On millennials in casinos: “We have a course in our Center for Gaming Innovation in which our students, largely millennials, invent gambling games — and we’ve got over 30 student inventions in the patent process now. These students walk today’s casino floors and wonder where the fun games are. Now, the obvious observation here is that younger generations have never been huge gamblers when compared with older generations – but we do see significant millennial expenditures in other parts of the facility, such as the nightclub. As such, it could well be that this time is different – and that this time, the younger generation continues to feel an aversion to traditional gambling games, even as they age into cohorts when they traditionally embrace more sedentary activities like casino gambling.”
On Strip parking: “Once these developments take hold and gather momentum, it’s difficult to see them getting rolled back.

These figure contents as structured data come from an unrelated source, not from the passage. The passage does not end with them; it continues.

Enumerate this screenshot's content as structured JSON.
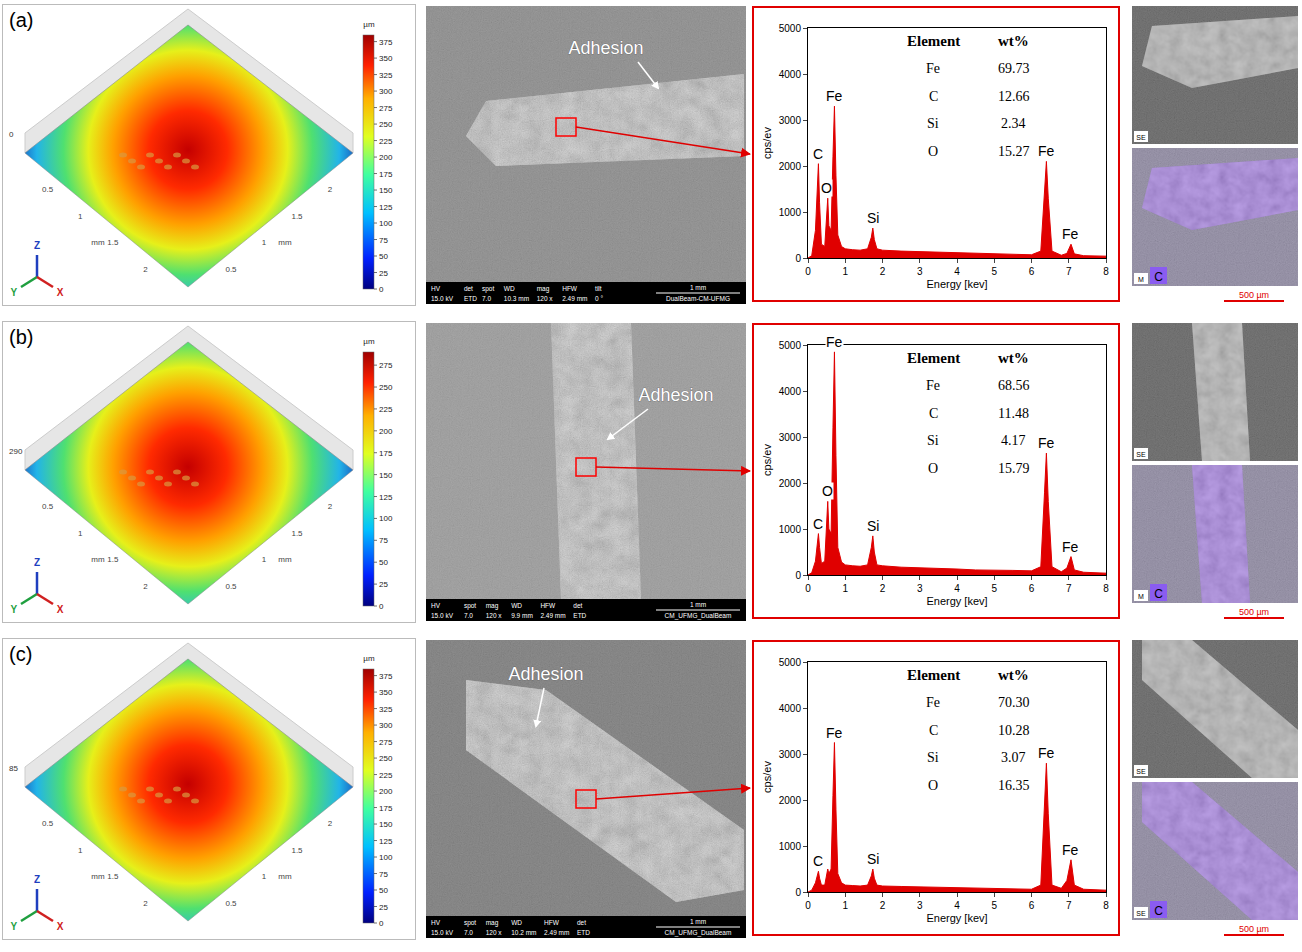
{
  "chart_data": [
    {
      "type": "area",
      "color": "#e00000",
      "x": [
        0,
        0.1,
        0.2,
        0.25,
        0.28,
        0.31,
        0.36,
        0.45,
        0.5,
        0.53,
        0.56,
        0.62,
        0.67,
        0.71,
        0.75,
        0.8,
        0.9,
        1.0,
        1.2,
        1.4,
        1.6,
        1.7,
        1.74,
        1.78,
        1.85,
        2.0,
        2.5,
        3.0,
        3.5,
        4.0,
        4.5,
        5.0,
        5.5,
        6.0,
        6.25,
        6.35,
        6.4,
        6.45,
        6.55,
        6.8,
        6.95,
        7.06,
        7.15,
        7.4,
        8.0
      ],
      "values": [
        0,
        50,
        600,
        1500,
        2050,
        1200,
        300,
        250,
        900,
        1300,
        700,
        600,
        2200,
        3300,
        1800,
        500,
        250,
        200,
        180,
        170,
        200,
        450,
        650,
        400,
        200,
        170,
        150,
        140,
        130,
        120,
        100,
        90,
        80,
        70,
        150,
        1400,
        2100,
        1300,
        150,
        60,
        100,
        300,
        90,
        50,
        40
      ],
      "xlim": [
        0,
        8
      ],
      "xticks": [
        0,
        1,
        2,
        3,
        4,
        5,
        6,
        7,
        8
      ],
      "ylim": [
        0,
        5000
      ],
      "yticks": [
        0,
        1000,
        2000,
        3000,
        4000,
        5000
      ],
      "x_label": "Energy [kev]",
      "y_label": "cps/ev",
      "grid": false,
      "peaks": [
        {
          "text": "C",
          "x": 0.28,
          "y": 2050
        },
        {
          "text": "O",
          "x": 0.5,
          "y": 1300
        },
        {
          "text": "Fe",
          "x": 0.71,
          "y": 3300
        },
        {
          "text": "Si",
          "x": 1.74,
          "y": 650
        },
        {
          "text": "Fe",
          "x": 6.4,
          "y": 2100
        },
        {
          "text": "Fe",
          "x": 7.06,
          "y": 300
        }
      ],
      "table": {
        "header": [
          "Element",
          "wt%"
        ],
        "rows": [
          [
            "Fe",
            "69.73"
          ],
          [
            "C",
            "12.66"
          ],
          [
            "Si",
            "2.34"
          ],
          [
            "O",
            "15.27"
          ]
        ]
      }
    },
    {
      "type": "area",
      "color": "#e00000",
      "x": [
        0,
        0.1,
        0.2,
        0.25,
        0.28,
        0.31,
        0.36,
        0.45,
        0.5,
        0.53,
        0.56,
        0.62,
        0.67,
        0.71,
        0.75,
        0.8,
        0.9,
        1.0,
        1.2,
        1.4,
        1.6,
        1.7,
        1.74,
        1.78,
        1.85,
        2.0,
        2.5,
        3.0,
        3.5,
        4.0,
        4.5,
        5.0,
        5.5,
        6.0,
        6.25,
        6.35,
        6.4,
        6.45,
        6.55,
        6.8,
        6.95,
        7.06,
        7.15,
        7.4,
        8.0
      ],
      "values": [
        0,
        50,
        300,
        700,
        900,
        600,
        250,
        300,
        1000,
        1600,
        1000,
        900,
        3200,
        4850,
        2600,
        600,
        280,
        220,
        200,
        190,
        220,
        600,
        850,
        500,
        220,
        200,
        170,
        160,
        150,
        130,
        110,
        110,
        100,
        90,
        180,
        1800,
        2650,
        1600,
        180,
        70,
        150,
        400,
        110,
        60,
        40
      ],
      "xlim": [
        0,
        8
      ],
      "xticks": [
        0,
        1,
        2,
        3,
        4,
        5,
        6,
        7,
        8
      ],
      "ylim": [
        0,
        5000
      ],
      "yticks": [
        0,
        1000,
        2000,
        3000,
        4000,
        5000
      ],
      "x_label": "Energy [kev]",
      "y_label": "cps/ev",
      "grid": false,
      "peaks": [
        {
          "text": "C",
          "x": 0.28,
          "y": 900
        },
        {
          "text": "O",
          "x": 0.53,
          "y": 1600
        },
        {
          "text": "Fe",
          "x": 0.71,
          "y": 4850
        },
        {
          "text": "Si",
          "x": 1.74,
          "y": 850
        },
        {
          "text": "Fe",
          "x": 6.4,
          "y": 2650
        },
        {
          "text": "Fe",
          "x": 7.06,
          "y": 400
        }
      ],
      "table": {
        "header": [
          "Element",
          "wt%"
        ],
        "rows": [
          [
            "Fe",
            "68.56"
          ],
          [
            "C",
            "11.48"
          ],
          [
            "Si",
            "4.17"
          ],
          [
            "O",
            "15.79"
          ]
        ]
      }
    },
    {
      "type": "area",
      "color": "#e00000",
      "x": [
        0,
        0.1,
        0.2,
        0.25,
        0.28,
        0.31,
        0.36,
        0.45,
        0.5,
        0.53,
        0.56,
        0.62,
        0.67,
        0.71,
        0.75,
        0.8,
        0.9,
        1.0,
        1.2,
        1.4,
        1.6,
        1.7,
        1.74,
        1.78,
        1.85,
        2.0,
        2.5,
        3.0,
        3.5,
        4.0,
        4.5,
        5.0,
        5.5,
        6.0,
        6.25,
        6.35,
        6.4,
        6.45,
        6.55,
        6.8,
        6.95,
        7.06,
        7.15,
        7.4,
        8.0
      ],
      "values": [
        0,
        40,
        200,
        380,
        450,
        300,
        150,
        150,
        350,
        500,
        400,
        500,
        2100,
        3250,
        1800,
        400,
        200,
        150,
        140,
        130,
        150,
        350,
        500,
        300,
        150,
        130,
        120,
        110,
        100,
        90,
        80,
        70,
        70,
        60,
        150,
        1800,
        2800,
        1700,
        150,
        80,
        250,
        700,
        150,
        60,
        40
      ],
      "xlim": [
        0,
        8
      ],
      "xticks": [
        0,
        1,
        2,
        3,
        4,
        5,
        6,
        7,
        8
      ],
      "ylim": [
        0,
        5000
      ],
      "yticks": [
        0,
        1000,
        2000,
        3000,
        4000,
        5000
      ],
      "x_label": "Energy [kev]",
      "y_label": "cps/ev",
      "grid": false,
      "peaks": [
        {
          "text": "C",
          "x": 0.28,
          "y": 450
        },
        {
          "text": "Fe",
          "x": 0.71,
          "y": 3250
        },
        {
          "text": "Si",
          "x": 1.74,
          "y": 500
        },
        {
          "text": "Fe",
          "x": 6.4,
          "y": 2800
        },
        {
          "text": "Fe",
          "x": 7.06,
          "y": 700
        }
      ],
      "table": {
        "header": [
          "Element",
          "wt%"
        ],
        "rows": [
          [
            "Fe",
            "70.30"
          ],
          [
            "C",
            "10.28"
          ],
          [
            "Si",
            "3.07"
          ],
          [
            "O",
            "16.35"
          ]
        ]
      }
    }
  ],
  "panels": [
    {
      "letter": "(a)",
      "profile": {
        "colorbar_unit": "µm",
        "colorbar_range": [
          0,
          385
        ],
        "colorbar_ticks": [
          0,
          25,
          50,
          75,
          100,
          125,
          150,
          175,
          200,
          225,
          250,
          275,
          300,
          325,
          350,
          375
        ],
        "corner_label": "0",
        "edge_labels": [
          "0.5",
          "1",
          "1.5",
          "2"
        ],
        "edge_unit": "mm",
        "triad": [
          "Z",
          "Y",
          "X"
        ]
      },
      "sem": {
        "label": "Adhesion",
        "info": [
          [
            "HV",
            "15.0 kV"
          ],
          [
            "det",
            "ETD"
          ],
          [
            "spot",
            "7.0"
          ],
          [
            "WD",
            "10.3 mm"
          ],
          [
            "mag",
            "120 x"
          ],
          [
            "HFW",
            "2.49 mm"
          ],
          [
            "tilt",
            "0 °"
          ]
        ],
        "scale": "1 mm",
        "lab": "DualBeam-CM-UFMG"
      },
      "mapping": {
        "labels": [
          "SE",
          "M",
          "C"
        ],
        "scale": "500 µm"
      }
    },
    {
      "letter": "(b)",
      "profile": {
        "colorbar_unit": "µm",
        "colorbar_range": [
          0,
          290
        ],
        "colorbar_ticks": [
          0,
          25,
          50,
          75,
          100,
          125,
          150,
          175,
          200,
          225,
          250,
          275
        ],
        "corner_label": "290",
        "edge_labels": [
          "0.5",
          "1",
          "1.5",
          "2"
        ],
        "edge_unit": "mm",
        "triad": [
          "Z",
          "Y",
          "X"
        ]
      },
      "sem": {
        "label": "Adhesion",
        "info": [
          [
            "HV",
            "15.0 kV"
          ],
          [
            "spot",
            "7.0"
          ],
          [
            "mag",
            "120 x"
          ],
          [
            "WD",
            "9.9 mm"
          ],
          [
            "HFW",
            "2.49 mm"
          ],
          [
            "det",
            "ETD"
          ]
        ],
        "scale": "1 mm",
        "lab": "CM_UFMG_DualBeam"
      },
      "mapping": {
        "labels": [
          "SE",
          "M",
          "C"
        ],
        "scale": "500 µm"
      }
    },
    {
      "letter": "(c)",
      "profile": {
        "colorbar_unit": "µm",
        "colorbar_range": [
          0,
          385
        ],
        "colorbar_ticks": [
          0,
          25,
          50,
          75,
          100,
          125,
          150,
          175,
          200,
          225,
          250,
          275,
          300,
          325,
          350,
          375
        ],
        "corner_label": "85",
        "edge_labels": [
          "0.5",
          "1",
          "1.5",
          "2"
        ],
        "edge_unit": "mm",
        "triad": [
          "Z",
          "Y",
          "X"
        ]
      },
      "sem": {
        "label": "Adhesion",
        "info": [
          [
            "HV",
            "15.0 kV"
          ],
          [
            "spot",
            "7.0"
          ],
          [
            "mag",
            "120 x"
          ],
          [
            "WD",
            "10.2 mm"
          ],
          [
            "HFW",
            "2.49 mm"
          ],
          [
            "det",
            "ETD"
          ]
        ],
        "scale": "1 mm",
        "lab": "CM_UFMG_DualBeam"
      },
      "mapping": {
        "labels": [
          "SE",
          "SE",
          "C"
        ],
        "scale": "500 µm"
      }
    }
  ]
}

If I put my five-years-from-now lenses on, it’s just impossible to see more free parking on the Strip.”
Bernhard also is convinced that the Genting Group is coming for sure with Resorts World Las Vegas.
“Whether the project is reconfigured a bit is another matter, but this is a major international operator that wants to get into the Strip and wants to leverage its global database of customers to compete in the most diversified casino playing field on Earth.”
The Review-Journal is owned by the family of Las Vegas Sands Corp. Chairman and CEO Sheldon Adelson.